"Cos’hanno in comune telefoni cellulari, piccole macchine cittadine, acquisto della prima casa e beni di lusso? Risposta: le donne giapponesi". Questo l’incipit di uno studio rivoluzionario pubblicato da Kathy Matsui, analista della Goldman Sachs che dieci anni fa per prima elaborò una nuova teoria economica, quella del potenziale delle donne nell’economia di un Paese, e coniò il termine "womenomics". Poi ripreso e rilanciato due anni fa dall’Economist, al quale erroneamente spesso ne si attribuisce la paternità.
Il termine sintetizza in maniera efficace e "ad effetto" – così come un’altra espressione utilizzata sempre dalla geniale Matsui: "il potere della borsetta" (The power of the purse) – una teoria economica ben precisa e documentata. Maggiori tassi di occupazione femminile non solo non interferiscono con i tassi di fertilità (vedere anche il post: Tre domande a Daniela Del Boca, che ne parla) ma anzi hanno un effetto positivo sul prodotto interno lordo (pil) nazionale perché creano ricchezza, tramite un maggior reddito disponibile e quindi una maggior capacità di spesa, e garantiscono un progressivo miglioramento della situazione socio-economica delle singole famiglie, tramite una crescente grado di istruzione. Allora Matsui calcolò che in Giappone un incremento del lavoro femminile avrebbe potuto avere un effetto di 0,3 punti base sulla crescita tendenziale del pil (da 1,2 a 1,5%) e aumentare di quasi il 6% (5,8%) il reddito disponibile delle famiglie per i successivi 20 anni.

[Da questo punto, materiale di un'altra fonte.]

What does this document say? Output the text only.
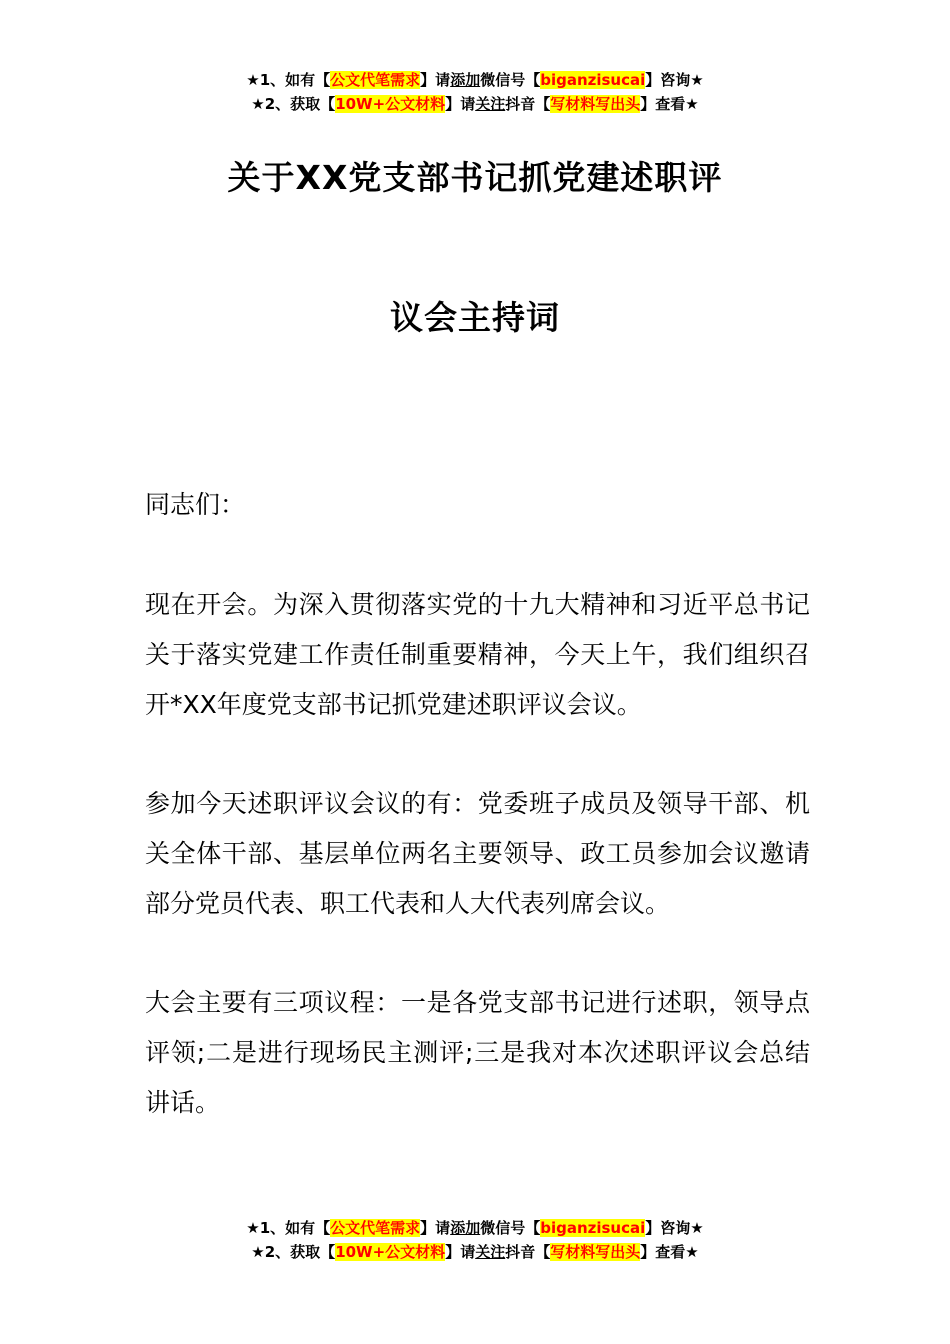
★1、如有【公文代笔需求】请添加微信号【biganzisucai】咨询★
★2、获取【10W+公文材料】请关注抖音【写材料写出头】查看★
关于XX党支部书记抓党建述职评
议会主持词
同志们：
现在开会。为深入贯彻落实党的十九大精神和习近平总书记关于落实党建工作责任制重要精神，今天上午，我们组织召开*XX年度党支部书记抓党建述职评议会议。
参加今天述职评议会议的有：党委班子成员及领导干部、机关全体干部、基层单位两名主要领导、政工员参加会议邀请部分党员代表、职工代表和人大代表列席会议。
大会主要有三项议程：一是各党支部书记进行述职，领导点评领;二是进行现场民主测评;三是我对本次述职评议会总结讲话。
★1、如有【公文代笔需求】请添加微信号【biganzisucai】咨询★
★2、获取【10W+公文材料】请关注抖音【写材料写出头】查看★
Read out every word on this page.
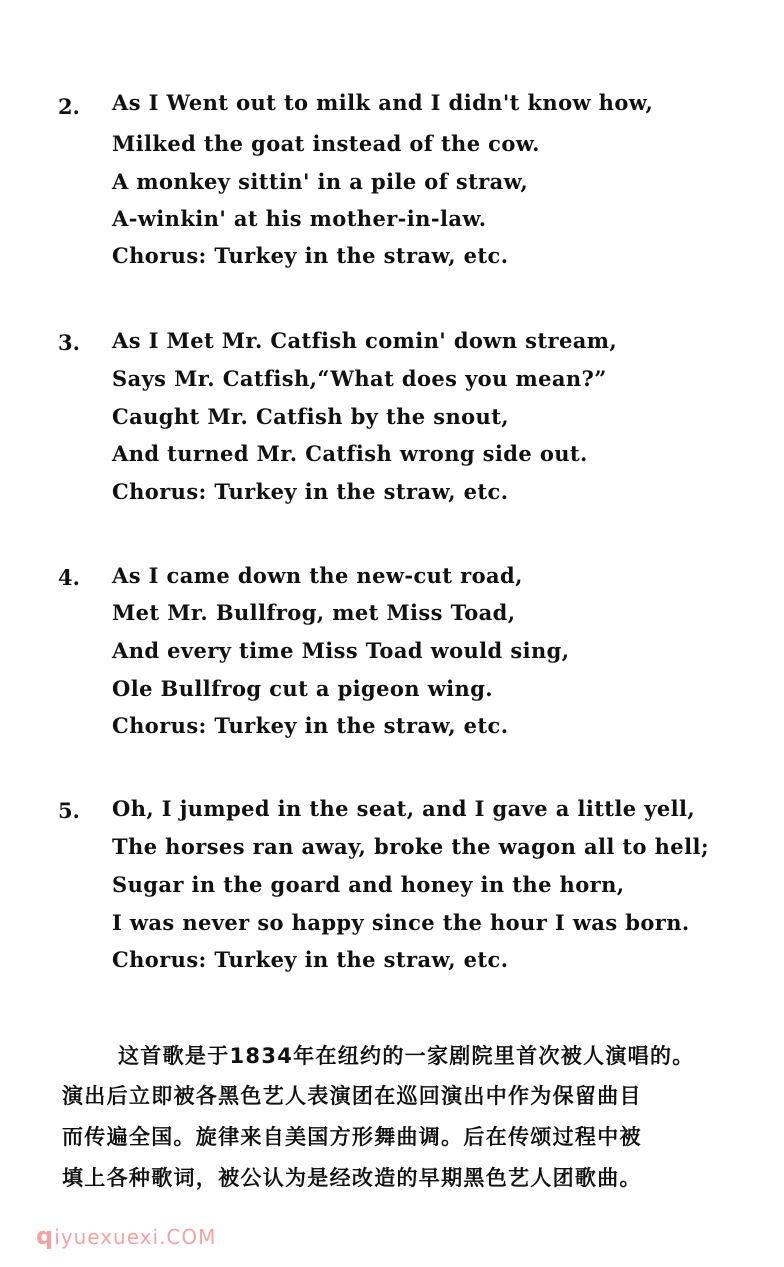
2. As I Went out to milk and I didn't know how,
Milked the goat instead of the cow.
A monkey sittin' in a pile of straw,
A-winkin' at his mother-in-law.
Chorus: Turkey in the straw, etc.
3. As I Met Mr. Catfish comin' down stream,
Says Mr. Catfish,“What does you mean?”
Caught Mr. Catfish by the snout,
And turned Mr. Catfish wrong side out.
Chorus: Turkey in the straw, etc.
4. As I came down the new-cut road,
Met Mr. Bullfrog, met Miss Toad,
And every time Miss Toad would sing,
Ole Bullfrog cut a pigeon wing.
Chorus: Turkey in the straw, etc.
5. Oh, I jumped in the seat, and I gave a little yell,
The horses ran away, broke the wagon all to hell;
Sugar in the goard and honey in the horn,
I was never so happy since the hour I was born.
Chorus: Turkey in the straw, etc.
这首歌是于1834年在纽约的一家剧院里首次被人演唱的。
演出后立即被各黑色艺人表演团在巡回演出中作为保留曲目
而传遍全国。旋律来自美国方形舞曲调。后在传颂过程中被
填上各种歌词，被公认为是经改造的早期黑色艺人团歌曲。
qiyuexuexi.COM
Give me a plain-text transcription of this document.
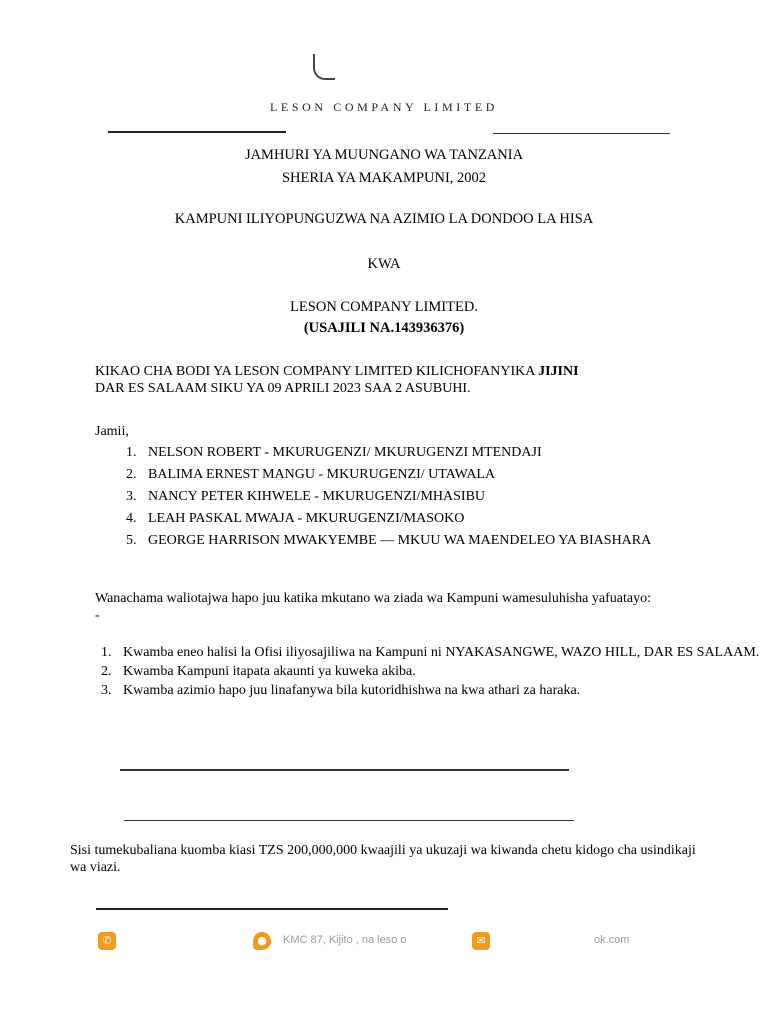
LESON COMPANY LIMITED
JAMHURI YA MUUNGANO WA TANZANIA
SHERIA YA MAKAMPUNI, 2002
KAMPUNI ILIYOPUNGUZWA NA AZIMIO LA DONDOO LA HISA
KWA
LESON COMPANY LIMITED.
(USAJILI NA.143936376)
KIKAO CHA BODI YA LESON COMPANY LIMITED KILICHOFANYIKA JIJINI
DAR ES SALAAM SIKU YA 09 APRILI 2023 SAA 2 ASUBUHI.
Jamii,
1. NELSON ROBERT - MKURUGENZI/ MKURUGENZI MTENDAJI
2. BALIMA ERNEST MANGU - MKURUGENZI/ UTAWALA
3. NANCY PETER KIHWELE - MKURUGENZI/MHASIBU
4. LEAH PASKAL MWAJA - MKURUGENZI/MASOKO
5. GEORGE HARRISON MWAKYEMBE — MKUU WA MAENDELEO YA BIASHARA
Wanachama waliotajwa hapo juu katika mkutano wa ziada wa Kampuni wamesuluhisha yafuatayo: -
1. Kwamba eneo halisi la Ofisi iliyosajiliwa na Kampuni ni NYAKASANGWE, WAZO HILL, DAR ES SALAAM.
2. Kwamba Kampuni itapata akaunti ya kuweka akiba.
3. Kwamba azimio hapo juu linafanywa bila kutoridhishwa na kwa athari za haraka.
Sisi tumekubaliana kuomba kiasi TZS 200,000,000 kwaajili ya ukuzaji wa kiwanda chetu kidogo cha usindikaji wa viazi.
✆	●	KMC 87, Kijito , na leso o	✉	ok.com
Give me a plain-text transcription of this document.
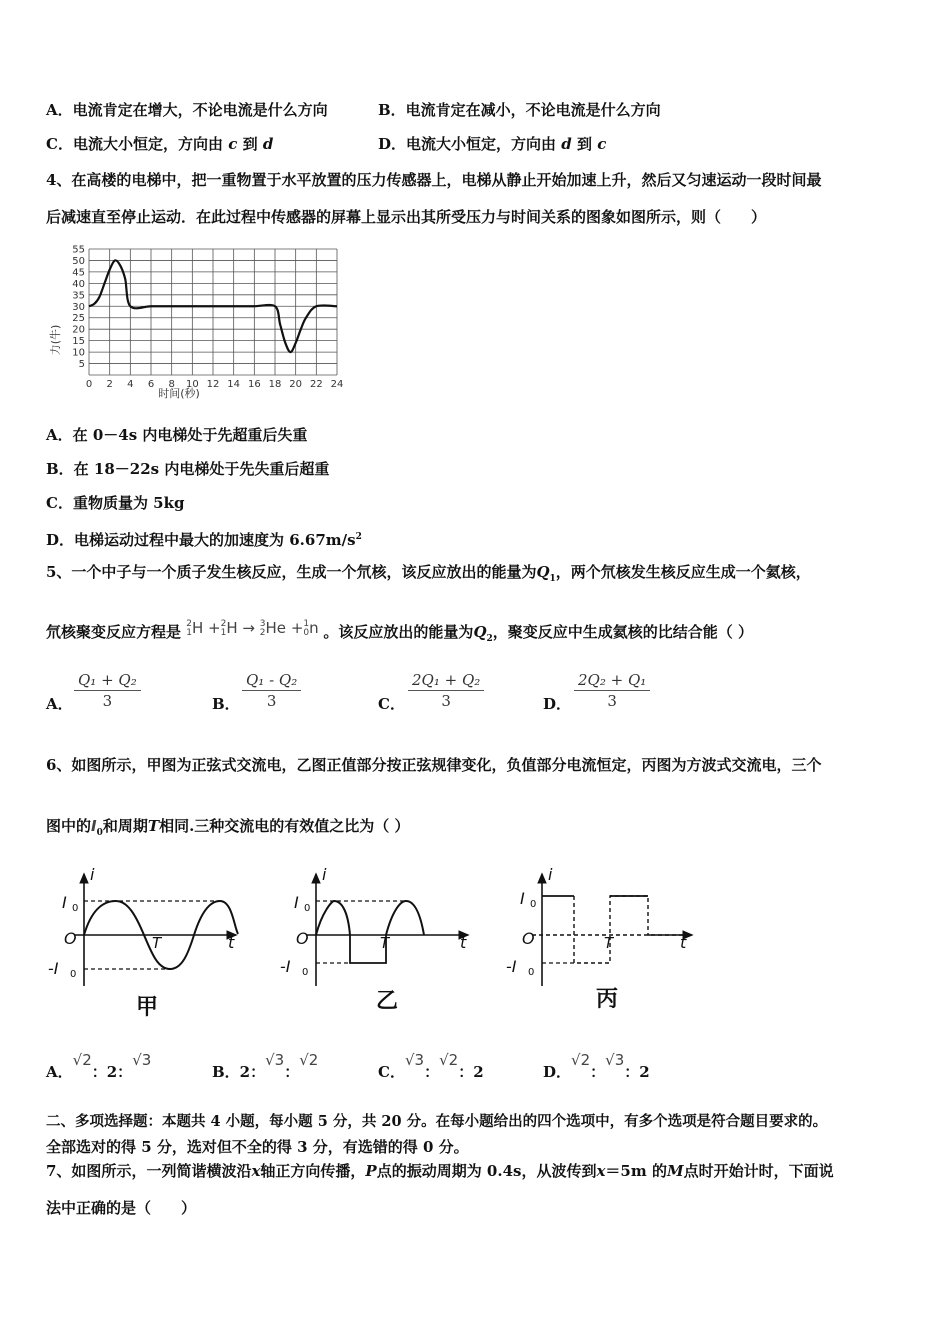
A．电流肯定在增大，不论电流是什么方向	B．电流肯定在减小，不论电流是什么方向
C．电流大小恒定，方向由 c 到 d	D．电流大小恒定，方向由 d 到 c
4、在高楼的电梯中，把一重物置于水平放置的压力传感器上，电梯从静止开始加速上升，然后又匀速运动一段时间最
后减速直至停止运动．在此过程中传感器的屏幕上显示出其所受压力与时间关系的图象如图所示，则（　　）
5
10
15
20
25
30
35
40
45
50
55
0 2 4 6 8 10 12 14 16 18 20 22 24
力(牛)
时间(秒)
A．在 0－4s 内电梯处于先超重后失重
B．在 18－22s 内电梯处于先失重后超重
C．重物质量为 5kg
D．电梯运动过程中最大的加速度为 $6.67m/s^2$
5、一个中子与一个质子发生核反应，生成一个氘核，该反应放出的能量为$Q_1$，两个氘核发生核反应生成一个氦核，
氘核聚变反应方程是 2
1H +2
1H → 3
2He +1
0n 。该反应放出的能量为$Q_2$，聚变反应中生成氦核的比结合能（ ）
A． $\frac{\text{Q₁ + Q₂}}{3}$	B． $\frac{\text{Q₁ - Q₂}}{3}$	C． $\frac{\text{2Q₁ + Q₂}}{3}$	D． $\frac{\text{2Q₂ + Q₁}}{3}$
6、如图所示，甲图为正弦式交流电，乙图正值部分按正弦规律变化，负值部分电流恒定，丙图为方波式交流电，三个
图中的$I_0$和周期T相同.三种交流电的有效值之比为（ ）
i
I 0
O
-I 0
T	t
甲
i
I 0
O
-I 0
T	t
乙
i
I 0
O
-I 0
T	t
丙
A．√2：2：√3
B．2：√3：√2
C．√3：√2：2	D．√2：√3：2
二、多项选择题：本题共 4 小题，每小题 5 分，共 20 分。在每小题给出的四个选项中，有多个选项是符合题目要求的。
全部选对的得 5 分，选对但不全的得 3 分，有选错的得 0 分。
7、如图所示，一列简谐横波沿x轴正方向传播，P点的振动周期为 0.4s，从波传到x＝5m 的M点时开始计时，下面说
法中正确的是（　　）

In attesa di riuscire a parlare con quella che considero un pilastro di questa nuova teoria economica (e una vera e propria Giovanna D’Arco dei nostri tempi, considerando che dieci anni fa l’idea di considerare le donne una risorse economica fu un’innovazione assoluta e suscitò pareri e reazioni molto contrastanti a livello politico in Giappone) ecco qui lo storico report e qualche dettaglio in più. Download womenomics2-pdf.pdf
L’analista di Goldma Sachs ha dimostrato in questo report del ’99, numeri alla mano, come in molti settori dove il pubblico di riferimento era femminile i tassi di crescita registrati siano stati molto superiori alla media del mercato. E come anche in nicchie considerate di appannaggio maschile – come i motori o le case – in realtà le donne erano diventate un acquirente importante.
Matsui avanzava quindi delle raccomandazioni di tipo economico e politico che sono lucide anticipazioni di tutto ciò di cui si discute ancora oggi, dieci anni dopo. Come: aumentare il tasso di natalità migliorano le infrastrutture per l’infanzia; introdurre un regime fiscale favorevole alle famiglie, un’ antesignano quoziente famigliare; facilitare la conciliazione dei tempi con un sistema di congedo parentale più efficace; incentivare l’avanzamento professionale delle donne e – qui davvero mi sorprende la sua lucidità e preveggenza – analizzare il tema della conflittualità tra donne nel mondo del lavoro, stimolando invece la loro collaborazione.
Alla fine dello studio aveva comparato l’andamento in Borsa delle compagnie con un’alta percentuale di impiegate donne a quello delle società dove l’occupazione femminile era invece ridotta, dimostrando come le prime avessero "fatto meglio delle seconde". E lo aveva concluso con un’altra epica frase che ancora oggi sembra rivoluzionaria: "buy the Female economy", ovvero consigliava agli investitori di credere e scommettere sulle società con forte presenza femminile.